DNA double-strand breaks (DSBs), which may occur spontaneously or arise as a direct result of ionizing radiation or from exposure to DNA-damaging agents, are potentially lethal for the cell. Recombinational repair of DSBs is an essential process for genome integrity and propagation, that has been evolutionarily conserved from bacteria to man. In Escherichia coli, the vital steps of DNA recombination, homologous pairing and DNA strand exchange, are catalyzed by the RecA protein. Eukaryotic cells repair DSBs either by direct non-homologous end-joining of the broken ends or by homologous recombination. Homologous recombination also plays a fundamental role in the generation of genetic diversity during meiosis. Similar to RecA, both yeast and mammalian Rad51 proteins form nucleoprotein filaments on single-stranded (ss) DNA, mediating homologous pairing and strand-exchange reactions between ssDNA and homologous double-stranded DNA. In mammalian cells, non-homologous end-joining may be the primary pathway of DSB repair in G1 and early S phases, while homologous recombination may play a more dominant role in late S and G2 phases.
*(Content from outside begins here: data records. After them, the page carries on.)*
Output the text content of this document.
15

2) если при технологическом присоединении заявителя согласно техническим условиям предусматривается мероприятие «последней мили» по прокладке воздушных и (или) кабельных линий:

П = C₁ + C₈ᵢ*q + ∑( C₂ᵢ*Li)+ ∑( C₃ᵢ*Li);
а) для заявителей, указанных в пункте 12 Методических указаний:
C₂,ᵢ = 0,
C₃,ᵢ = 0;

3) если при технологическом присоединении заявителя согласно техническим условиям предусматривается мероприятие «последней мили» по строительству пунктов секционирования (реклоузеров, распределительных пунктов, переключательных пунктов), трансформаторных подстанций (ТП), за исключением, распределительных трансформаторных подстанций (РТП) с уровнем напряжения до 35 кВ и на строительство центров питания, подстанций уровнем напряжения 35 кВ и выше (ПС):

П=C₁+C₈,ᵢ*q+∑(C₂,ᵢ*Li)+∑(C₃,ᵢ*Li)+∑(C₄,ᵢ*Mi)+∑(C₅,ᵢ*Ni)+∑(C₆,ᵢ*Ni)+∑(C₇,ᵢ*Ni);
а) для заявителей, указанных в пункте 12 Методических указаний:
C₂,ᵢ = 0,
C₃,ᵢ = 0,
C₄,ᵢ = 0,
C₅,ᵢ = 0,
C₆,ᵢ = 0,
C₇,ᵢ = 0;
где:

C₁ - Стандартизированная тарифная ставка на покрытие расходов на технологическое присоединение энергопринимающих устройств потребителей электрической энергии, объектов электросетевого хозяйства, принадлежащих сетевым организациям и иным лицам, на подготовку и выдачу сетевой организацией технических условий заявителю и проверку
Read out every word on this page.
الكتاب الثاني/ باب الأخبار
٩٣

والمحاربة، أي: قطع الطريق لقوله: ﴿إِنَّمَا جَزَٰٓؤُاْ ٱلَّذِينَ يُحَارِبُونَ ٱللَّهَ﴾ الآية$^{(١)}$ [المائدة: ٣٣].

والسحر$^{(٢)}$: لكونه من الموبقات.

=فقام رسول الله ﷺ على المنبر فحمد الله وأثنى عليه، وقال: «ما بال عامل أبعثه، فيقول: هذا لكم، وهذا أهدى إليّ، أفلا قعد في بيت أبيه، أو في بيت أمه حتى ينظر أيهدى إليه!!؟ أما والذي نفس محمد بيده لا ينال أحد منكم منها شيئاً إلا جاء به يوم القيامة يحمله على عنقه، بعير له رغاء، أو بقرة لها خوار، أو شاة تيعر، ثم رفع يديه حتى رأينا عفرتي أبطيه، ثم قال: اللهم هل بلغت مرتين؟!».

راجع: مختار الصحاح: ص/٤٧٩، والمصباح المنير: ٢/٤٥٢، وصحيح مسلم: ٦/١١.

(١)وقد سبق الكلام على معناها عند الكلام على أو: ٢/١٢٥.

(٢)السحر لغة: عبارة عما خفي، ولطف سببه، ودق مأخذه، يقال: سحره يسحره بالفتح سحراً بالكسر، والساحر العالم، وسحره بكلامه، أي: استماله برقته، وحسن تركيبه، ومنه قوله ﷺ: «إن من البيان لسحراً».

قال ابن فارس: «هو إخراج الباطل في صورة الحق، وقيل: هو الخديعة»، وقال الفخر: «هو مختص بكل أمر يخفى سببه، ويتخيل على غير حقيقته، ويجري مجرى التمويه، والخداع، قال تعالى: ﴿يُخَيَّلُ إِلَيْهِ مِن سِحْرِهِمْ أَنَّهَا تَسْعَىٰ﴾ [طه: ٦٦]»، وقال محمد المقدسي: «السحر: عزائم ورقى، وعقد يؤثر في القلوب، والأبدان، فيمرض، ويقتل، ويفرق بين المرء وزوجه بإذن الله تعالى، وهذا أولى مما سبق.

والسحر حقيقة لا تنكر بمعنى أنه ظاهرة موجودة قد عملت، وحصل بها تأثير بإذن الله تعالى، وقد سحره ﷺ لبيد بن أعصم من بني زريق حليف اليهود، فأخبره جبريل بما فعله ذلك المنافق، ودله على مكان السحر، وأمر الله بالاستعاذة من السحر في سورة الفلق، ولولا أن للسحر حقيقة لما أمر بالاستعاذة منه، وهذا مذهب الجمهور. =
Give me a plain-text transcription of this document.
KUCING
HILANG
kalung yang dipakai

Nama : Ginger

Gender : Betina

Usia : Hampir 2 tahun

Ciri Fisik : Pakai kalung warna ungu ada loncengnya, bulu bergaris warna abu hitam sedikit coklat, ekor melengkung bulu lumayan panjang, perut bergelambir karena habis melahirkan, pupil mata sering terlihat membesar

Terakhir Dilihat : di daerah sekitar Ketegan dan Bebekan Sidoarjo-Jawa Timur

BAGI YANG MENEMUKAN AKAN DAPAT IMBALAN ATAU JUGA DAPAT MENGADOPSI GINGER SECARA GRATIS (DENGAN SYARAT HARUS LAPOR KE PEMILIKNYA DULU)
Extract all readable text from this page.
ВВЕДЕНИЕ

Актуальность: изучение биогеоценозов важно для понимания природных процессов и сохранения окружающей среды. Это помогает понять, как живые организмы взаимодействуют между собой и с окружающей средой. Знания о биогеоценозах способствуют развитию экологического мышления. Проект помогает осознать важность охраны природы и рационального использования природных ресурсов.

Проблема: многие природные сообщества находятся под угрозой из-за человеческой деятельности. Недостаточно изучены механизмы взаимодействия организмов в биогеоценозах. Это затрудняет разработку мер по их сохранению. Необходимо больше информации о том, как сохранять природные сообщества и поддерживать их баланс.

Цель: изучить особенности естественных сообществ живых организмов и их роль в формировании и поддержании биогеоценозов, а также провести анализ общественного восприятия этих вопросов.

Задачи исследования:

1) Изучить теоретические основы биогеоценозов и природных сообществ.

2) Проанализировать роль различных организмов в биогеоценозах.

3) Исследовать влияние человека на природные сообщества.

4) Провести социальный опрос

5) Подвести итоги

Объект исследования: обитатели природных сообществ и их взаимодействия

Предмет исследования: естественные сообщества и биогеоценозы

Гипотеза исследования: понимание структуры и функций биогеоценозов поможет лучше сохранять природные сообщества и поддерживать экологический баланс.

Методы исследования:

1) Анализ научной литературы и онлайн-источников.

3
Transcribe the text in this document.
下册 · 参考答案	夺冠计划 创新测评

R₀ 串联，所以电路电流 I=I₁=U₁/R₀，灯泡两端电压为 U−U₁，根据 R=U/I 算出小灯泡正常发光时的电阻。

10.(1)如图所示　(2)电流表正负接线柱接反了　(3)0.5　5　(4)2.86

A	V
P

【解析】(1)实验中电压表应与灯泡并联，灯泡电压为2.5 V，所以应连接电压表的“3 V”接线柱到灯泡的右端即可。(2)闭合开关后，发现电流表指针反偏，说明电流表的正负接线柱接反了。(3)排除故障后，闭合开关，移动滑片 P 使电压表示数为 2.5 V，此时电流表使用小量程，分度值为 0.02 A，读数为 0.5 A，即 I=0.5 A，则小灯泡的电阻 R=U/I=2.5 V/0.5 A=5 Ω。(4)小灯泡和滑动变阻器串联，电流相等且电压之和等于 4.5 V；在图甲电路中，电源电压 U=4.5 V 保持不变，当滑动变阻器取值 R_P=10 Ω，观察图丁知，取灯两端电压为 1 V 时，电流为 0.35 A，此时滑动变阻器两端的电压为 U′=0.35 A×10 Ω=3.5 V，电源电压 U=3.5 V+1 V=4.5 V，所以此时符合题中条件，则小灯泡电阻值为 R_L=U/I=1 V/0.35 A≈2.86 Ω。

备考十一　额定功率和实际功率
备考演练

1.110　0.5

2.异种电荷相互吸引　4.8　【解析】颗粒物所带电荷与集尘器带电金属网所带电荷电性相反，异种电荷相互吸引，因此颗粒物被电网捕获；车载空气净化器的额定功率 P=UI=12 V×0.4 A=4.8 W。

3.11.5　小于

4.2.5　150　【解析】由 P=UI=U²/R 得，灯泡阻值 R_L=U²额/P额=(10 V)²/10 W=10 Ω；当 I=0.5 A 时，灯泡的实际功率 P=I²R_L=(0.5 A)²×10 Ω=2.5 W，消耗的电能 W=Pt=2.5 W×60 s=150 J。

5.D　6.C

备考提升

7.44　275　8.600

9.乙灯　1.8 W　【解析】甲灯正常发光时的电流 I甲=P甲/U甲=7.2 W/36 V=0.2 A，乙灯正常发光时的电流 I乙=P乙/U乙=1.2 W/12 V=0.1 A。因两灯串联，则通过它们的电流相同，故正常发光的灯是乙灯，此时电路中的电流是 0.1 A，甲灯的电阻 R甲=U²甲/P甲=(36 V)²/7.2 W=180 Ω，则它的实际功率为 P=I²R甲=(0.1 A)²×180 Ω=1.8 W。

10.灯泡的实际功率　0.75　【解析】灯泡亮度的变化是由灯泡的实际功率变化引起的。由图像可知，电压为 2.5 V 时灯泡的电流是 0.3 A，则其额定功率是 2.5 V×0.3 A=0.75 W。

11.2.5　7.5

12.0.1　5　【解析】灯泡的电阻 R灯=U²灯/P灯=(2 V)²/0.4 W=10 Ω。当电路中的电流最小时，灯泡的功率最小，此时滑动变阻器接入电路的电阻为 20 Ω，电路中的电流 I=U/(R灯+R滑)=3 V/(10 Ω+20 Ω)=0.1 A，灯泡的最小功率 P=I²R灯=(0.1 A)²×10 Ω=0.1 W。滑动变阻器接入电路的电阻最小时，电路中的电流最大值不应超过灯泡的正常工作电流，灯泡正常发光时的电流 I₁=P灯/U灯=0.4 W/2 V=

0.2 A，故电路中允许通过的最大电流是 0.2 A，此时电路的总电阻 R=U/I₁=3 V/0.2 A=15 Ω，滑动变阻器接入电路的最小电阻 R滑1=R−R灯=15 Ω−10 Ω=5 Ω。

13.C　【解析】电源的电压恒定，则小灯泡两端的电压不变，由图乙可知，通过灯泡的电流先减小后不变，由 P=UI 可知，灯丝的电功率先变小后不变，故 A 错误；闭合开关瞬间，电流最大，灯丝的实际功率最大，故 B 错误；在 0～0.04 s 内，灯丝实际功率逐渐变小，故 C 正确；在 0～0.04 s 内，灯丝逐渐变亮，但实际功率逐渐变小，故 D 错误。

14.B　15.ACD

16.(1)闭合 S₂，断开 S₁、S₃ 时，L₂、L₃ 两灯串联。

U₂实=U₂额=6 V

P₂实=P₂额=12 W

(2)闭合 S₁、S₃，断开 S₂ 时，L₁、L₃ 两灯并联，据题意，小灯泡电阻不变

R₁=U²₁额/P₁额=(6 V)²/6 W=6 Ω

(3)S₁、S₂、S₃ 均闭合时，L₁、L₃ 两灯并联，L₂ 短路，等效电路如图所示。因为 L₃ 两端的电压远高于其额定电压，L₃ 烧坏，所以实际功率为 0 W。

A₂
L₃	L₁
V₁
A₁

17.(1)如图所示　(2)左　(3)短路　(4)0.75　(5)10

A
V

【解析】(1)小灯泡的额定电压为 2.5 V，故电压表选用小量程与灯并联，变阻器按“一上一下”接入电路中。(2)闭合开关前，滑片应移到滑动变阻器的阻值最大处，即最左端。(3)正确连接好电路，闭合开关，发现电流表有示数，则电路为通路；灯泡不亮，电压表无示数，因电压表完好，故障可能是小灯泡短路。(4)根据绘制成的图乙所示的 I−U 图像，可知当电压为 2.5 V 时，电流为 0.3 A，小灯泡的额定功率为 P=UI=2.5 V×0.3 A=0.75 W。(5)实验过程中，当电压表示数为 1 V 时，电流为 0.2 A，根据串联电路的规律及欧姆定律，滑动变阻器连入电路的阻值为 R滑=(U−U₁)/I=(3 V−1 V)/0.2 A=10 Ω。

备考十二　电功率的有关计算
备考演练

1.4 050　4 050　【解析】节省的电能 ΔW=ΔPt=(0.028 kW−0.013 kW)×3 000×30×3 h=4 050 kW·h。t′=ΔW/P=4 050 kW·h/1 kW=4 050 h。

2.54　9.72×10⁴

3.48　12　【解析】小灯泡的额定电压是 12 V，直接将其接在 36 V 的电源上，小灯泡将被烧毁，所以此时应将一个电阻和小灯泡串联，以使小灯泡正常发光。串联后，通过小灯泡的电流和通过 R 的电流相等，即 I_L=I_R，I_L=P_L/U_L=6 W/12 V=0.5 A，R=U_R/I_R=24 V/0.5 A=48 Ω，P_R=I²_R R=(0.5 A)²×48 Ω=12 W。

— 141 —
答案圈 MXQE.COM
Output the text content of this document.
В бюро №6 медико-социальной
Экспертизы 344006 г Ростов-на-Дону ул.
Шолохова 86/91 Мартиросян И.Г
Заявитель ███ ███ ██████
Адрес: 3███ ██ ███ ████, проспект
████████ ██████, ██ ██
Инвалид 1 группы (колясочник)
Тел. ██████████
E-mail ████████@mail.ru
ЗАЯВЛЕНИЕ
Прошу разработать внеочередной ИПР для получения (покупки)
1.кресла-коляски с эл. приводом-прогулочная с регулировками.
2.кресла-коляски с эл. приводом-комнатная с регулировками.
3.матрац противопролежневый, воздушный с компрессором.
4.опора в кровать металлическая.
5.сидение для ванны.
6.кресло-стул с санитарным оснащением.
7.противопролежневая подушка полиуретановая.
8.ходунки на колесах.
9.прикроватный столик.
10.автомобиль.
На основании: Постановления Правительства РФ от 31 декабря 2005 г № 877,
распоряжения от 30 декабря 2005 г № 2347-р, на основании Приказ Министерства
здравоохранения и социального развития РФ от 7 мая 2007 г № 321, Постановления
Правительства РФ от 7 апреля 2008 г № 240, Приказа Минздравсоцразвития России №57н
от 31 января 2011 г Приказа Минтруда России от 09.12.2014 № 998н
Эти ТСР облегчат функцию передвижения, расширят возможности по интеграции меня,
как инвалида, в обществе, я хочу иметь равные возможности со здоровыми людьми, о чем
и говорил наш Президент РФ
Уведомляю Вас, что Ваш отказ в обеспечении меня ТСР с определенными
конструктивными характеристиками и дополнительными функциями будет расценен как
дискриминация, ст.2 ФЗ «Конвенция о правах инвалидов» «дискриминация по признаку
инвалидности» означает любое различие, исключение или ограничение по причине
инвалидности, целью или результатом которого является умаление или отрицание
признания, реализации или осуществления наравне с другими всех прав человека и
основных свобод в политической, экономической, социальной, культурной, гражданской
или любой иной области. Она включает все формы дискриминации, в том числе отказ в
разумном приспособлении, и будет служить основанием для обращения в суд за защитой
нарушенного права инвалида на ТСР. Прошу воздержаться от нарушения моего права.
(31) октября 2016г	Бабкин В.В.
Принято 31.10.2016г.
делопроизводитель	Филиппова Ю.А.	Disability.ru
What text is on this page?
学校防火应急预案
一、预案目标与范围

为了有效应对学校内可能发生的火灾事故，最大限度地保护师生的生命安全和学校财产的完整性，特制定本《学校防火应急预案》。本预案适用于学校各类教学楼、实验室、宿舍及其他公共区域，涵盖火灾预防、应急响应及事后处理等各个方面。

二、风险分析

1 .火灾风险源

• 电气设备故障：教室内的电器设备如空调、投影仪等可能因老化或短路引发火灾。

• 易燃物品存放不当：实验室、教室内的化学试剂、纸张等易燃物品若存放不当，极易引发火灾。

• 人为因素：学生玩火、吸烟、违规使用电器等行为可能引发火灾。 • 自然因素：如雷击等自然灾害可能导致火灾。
In cultured normal human cells, the HsRad51 protein is detected with immuno-fluorescent antibodies in multiple discrete foci in the nucleoplasm of a low number of cells. After DNA damage, the percentage of cells with focally concentrated Rad51 protein increases in a time- and dose-dependent manner. Rad51-foci positive cells are arrested during the cell cycle and undergo unscheduled DNA-repair synthesis (Haaf et al. 1995, 1999). Nuclear foci are formed at sites of DNA-damage induced ssDNA (Raderschall et al. 1999) and contain the ssDNA-binding replication protein A (Golub et al. 1998), which facilitates homologous pairing and DNA-strand exchange. The ssDNA-Rad51-RPA foci represent a repairosome-type assembly for recombinational DNA repair and identify a subset of cells that have entered the homologous recombination pathway. The abundance of Rad51 foci after induction of DNA damage by various agents is consistent with the view that homologous recombination plays an essential role in DSB repair in mammalian cells.

In contrast to E. coli RecA and yeast ScRad51, mammalian Rad51 appears to be necessary for cell proliferation and survival. Both the classical recombination/repair function and the newly acquired function(s) of Rad51 are studied in HsRad51-overexpressing cell lines and after antisense-inactivation of endogenous Rad51. Experimental evidence suggests that mammalian Rad51 protein participates in the regulation of a cell cycle checkpoint that allows the cell to repair damaged DNA and, thus, contributes to resistance to DNA damage-induced apoptosis. In this light, we study the interaction of Rad51 with the mitotic inhibitor p21 and other known cell cycle and apoptosis regulators. Expression profiling with cDNA microarrays and Western blotting experiments suggest that Rad51 may also be involved in the multi-step process by which tumor cells acquire immortality and metastatic growth. Rad51 over-expression may account, at least partially, for the resistance of many tumors to chemotherapy and thus may be a target for anti-sense-based gene therapy.